Almost half of the world’s population does not receive the new year on January 1st, but on flexible dates that usually coincide with the end of January and the beginning of February. This Lunar Year has been celebrated for thousands of years, with this 2023 being the 4,271st edition.
As its name indicates, the date depends on the lunar phases, which is why it varies every year. Also known as Chinese New Year or Spring Festival, it is celebrated in China, Hong Kong, South Korea, Tibet, Vietnam, Singapore, Indonesia, and Malaysia. In 2023, the festivities began on January 22nd and will continue until February 9th, when the celebration will be considered over with the Lantern Festival.
But festivities and traditional activities are not the only characteristics of the New Year in these Asian countries. In many cases, especially in China, there is a journey known as “chumyun”. It involves hundreds of millions of people returning to their place of origin to be reunited with their families.
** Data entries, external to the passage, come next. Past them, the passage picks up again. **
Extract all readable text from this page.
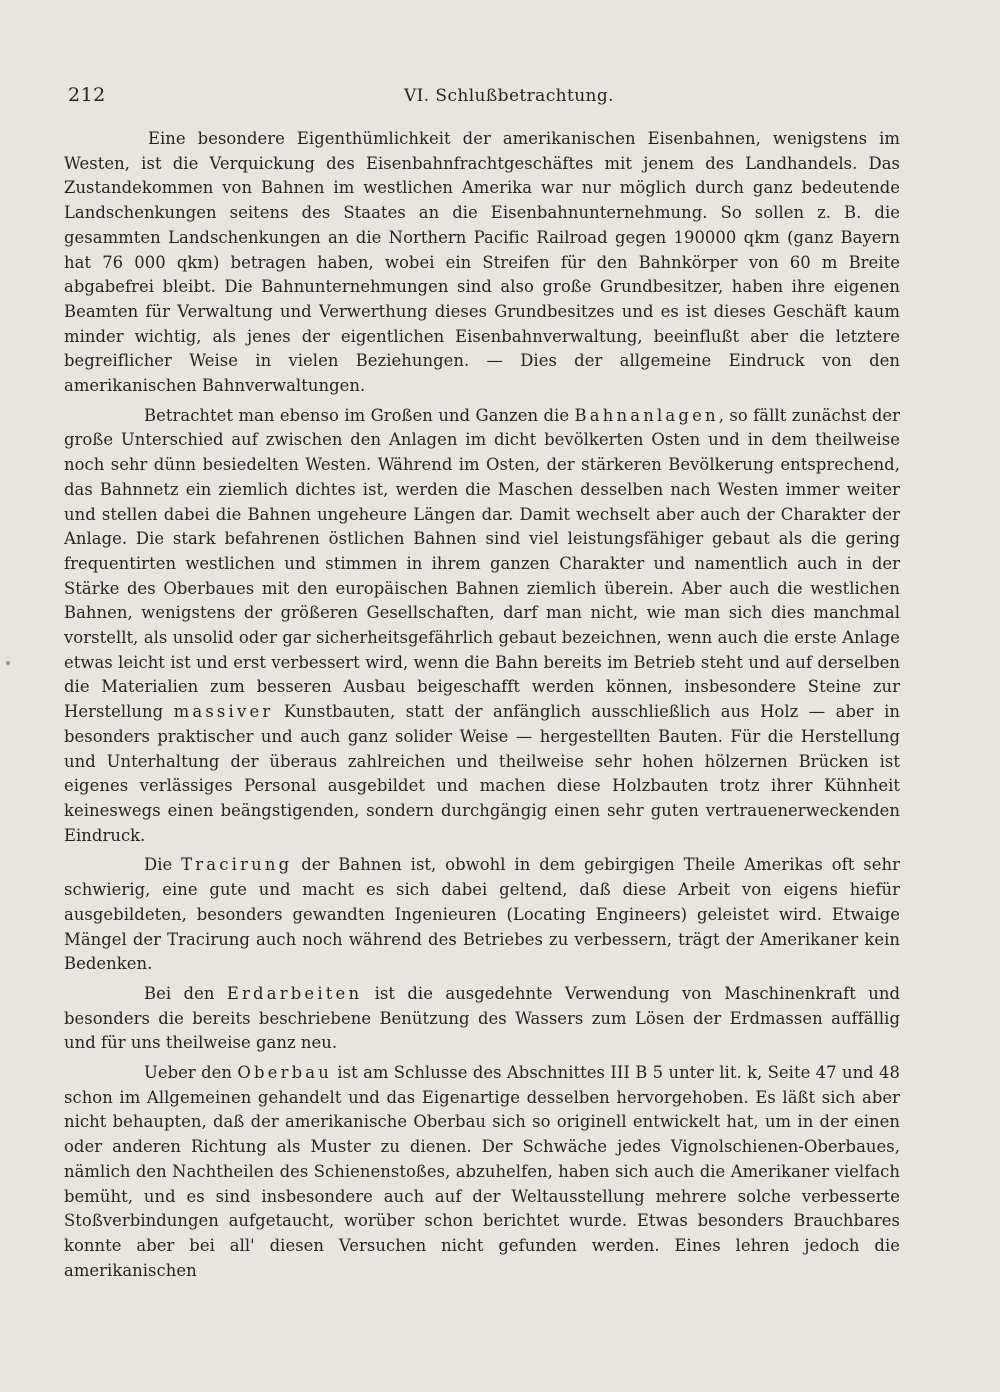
212	VI. Schlußbetrachtung.

Eine besondere Eigenthümlichkeit der amerikanischen Eisenbahnen, wenigstens im Westen, ist die Verquickung des Eisenbahnfrachtgeschäftes mit jenem des Landhandels. Das Zustandekommen von Bahnen im westlichen Amerika war nur möglich durch ganz bedeutende Landschenkungen seitens des Staates an die Eisenbahnunternehmung. So sollen z. B. die gesammten Landschenkungen an die Northern Pacific Railroad gegen 190000 qkm (ganz Bayern hat 76 000 qkm) betragen haben, wobei ein Streifen für den Bahnkörper von 60 m Breite abgabefrei bleibt. Die Bahnunternehmungen sind also große Grundbesitzer, haben ihre eigenen Beamten für Verwaltung und Verwerthung dieses Grundbesitzes und es ist dieses Geschäft kaum minder wichtig, als jenes der eigentlichen Eisenbahnverwaltung, beeinflußt aber die letztere begreiflicher Weise in vielen Beziehungen. — Dies der allgemeine Eindruck von den amerikanischen Bahnverwaltungen.

Betrachtet man ebenso im Großen und Ganzen die Bahnanlagen, so fällt zunächst der große Unterschied auf zwischen den Anlagen im dicht bevölkerten Osten und in dem theilweise noch sehr dünn besiedelten Westen. Während im Osten, der stärkeren Bevölkerung entsprechend, das Bahnnetz ein ziemlich dichtes ist, werden die Maschen desselben nach Westen immer weiter und stellen dabei die Bahnen ungeheure Längen dar. Damit wechselt aber auch der Charakter der Anlage. Die stark befahrenen östlichen Bahnen sind viel leistungsfähiger gebaut als die gering frequentirten westlichen und stimmen in ihrem ganzen Charakter und namentlich auch in der Stärke des Oberbaues mit den europäischen Bahnen ziemlich überein. Aber auch die westlichen Bahnen, wenigstens der größeren Gesellschaften, darf man nicht, wie man sich dies manchmal vorstellt, als unsolid oder gar sicherheitsgefährlich gebaut bezeichnen, wenn auch die erste Anlage etwas leicht ist und erst verbessert wird, wenn die Bahn bereits im Betrieb steht und auf derselben die Materialien zum besseren Ausbau beigeschafft werden können, insbesondere Steine zur Herstellung massiver Kunstbauten, statt der anfänglich ausschließlich aus Holz — aber in besonders praktischer und auch ganz solider Weise — hergestellten Bauten. Für die Herstellung und Unterhaltung der überaus zahlreichen und theilweise sehr hohen hölzernen Brücken ist eigenes verlässiges Personal ausgebildet und machen diese Holzbauten trotz ihrer Kühnheit keineswegs einen beängstigenden, sondern durchgängig einen sehr guten vertrauenerweckenden Eindruck.

Die Tracirung der Bahnen ist, obwohl in dem gebirgigen Theile Amerikas oft sehr schwierig, eine gute und macht es sich dabei geltend, daß diese Arbeit von eigens hiefür ausgebildeten, besonders gewandten Ingenieuren (Locating Engineers) geleistet wird. Etwaige Mängel der Tracirung auch noch während des Betriebes zu verbessern, trägt der Amerikaner kein Bedenken.

Bei den Erdarbeiten ist die ausgedehnte Verwendung von Maschinenkraft und besonders die bereits beschriebene Benützung des Wassers zum Lösen der Erdmassen auffällig und für uns theilweise ganz neu.

Ueber den Oberbau ist am Schlusse des Abschnittes III B 5 unter lit. k, Seite 47 und 48 schon im Allgemeinen gehandelt und das Eigenartige desselben hervorgehoben. Es läßt sich aber nicht behaupten, daß der amerikanische Oberbau sich so originell entwickelt hat, um in der einen oder anderen Richtung als Muster zu dienen. Der Schwäche jedes Vignolschienen-Oberbaues, nämlich den Nachtheilen des Schienenstoßes, abzuhelfen, haben sich auch die Amerikaner vielfach bemüht, und es sind insbesondere auch auf der Weltausstellung mehrere solche verbesserte Stoßverbindungen aufgetaucht, worüber schon berichtet wurde. Etwas besonders Brauchbares konnte aber bei all' diesen Versuchen nicht gefunden werden. Eines lehren jedoch die amerikanischen
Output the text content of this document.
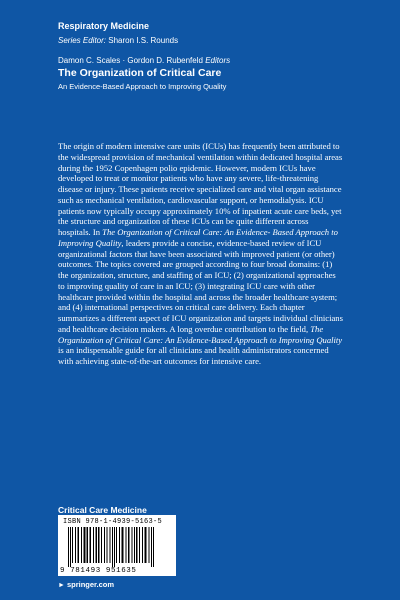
Respiratory Medicine
Series Editor: Sharon I.S. Rounds
Damon C. Scales · Gordon D. Rubenfeld Editors
The Organization of Critical Care
An Evidence-Based Approach to Improving Quality

The origin of modern intensive care units (ICUs) has frequently been attributed to the widespread provision of mechanical ventilation within dedicated hospital areas during the 1952 Copenhagen polio epidemic. However, modern ICUs have developed to treat or monitor patients who have any severe, life-threatening disease or injury. These patients receive specialized care and vital organ assistance such as mechanical ventilation, cardiovascular support, or hemodialysis. ICU patients now typically occupy approximately 10% of inpatient acute care beds, yet the structure and organization of these ICUs can be quite different across hospitals. In The Organization of Critical Care: An Evidence- Based Approach to Improving Quality, leaders provide a concise, evidence-based review of ICU organizational factors that have been associated with improved patient (or other) outcomes. The topics covered are grouped according to four broad domains: (1) the organization, structure, and staffing of an ICU; (2) organizational approaches to improving quality of care in an ICU; (3) integrating ICU care with other healthcare provided within the hospital and across the broader healthcare system; and (4) international perspectives on critical care delivery. Each chapter summarizes a different aspect of ICU organization and targets individual clinicians and healthcare decision makers. A long overdue contribution to the field, The Organization of Critical Care: An Evidence-Based Approach to Improving Quality is an indispensable guide for all clinicians and health administrators concerned with achieving state-of-the-art outcomes for intensive care.

Critical Care Medicine
ISBN 978-1-4939-5163-5
9 781493 951635
► springer.com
This tradition is even more important this year, as the pandemic has prevented these trips for the past three years. This return to relative normality is essential, not only for Chinese citizens but also for all those trading partners, who have also been affected by the Covid Zero policy followed by the Asian giant.
The crisis that began in 2020 has caused wine consumption in the country to fall by 5 million hectoliters in just two years. This Lunar New Year kicks off the recovery of a market for which it is expected to double its wine consumption by 2026. This gives even greater importance to the new year that is now beginning. Happy Lunar New Year to all!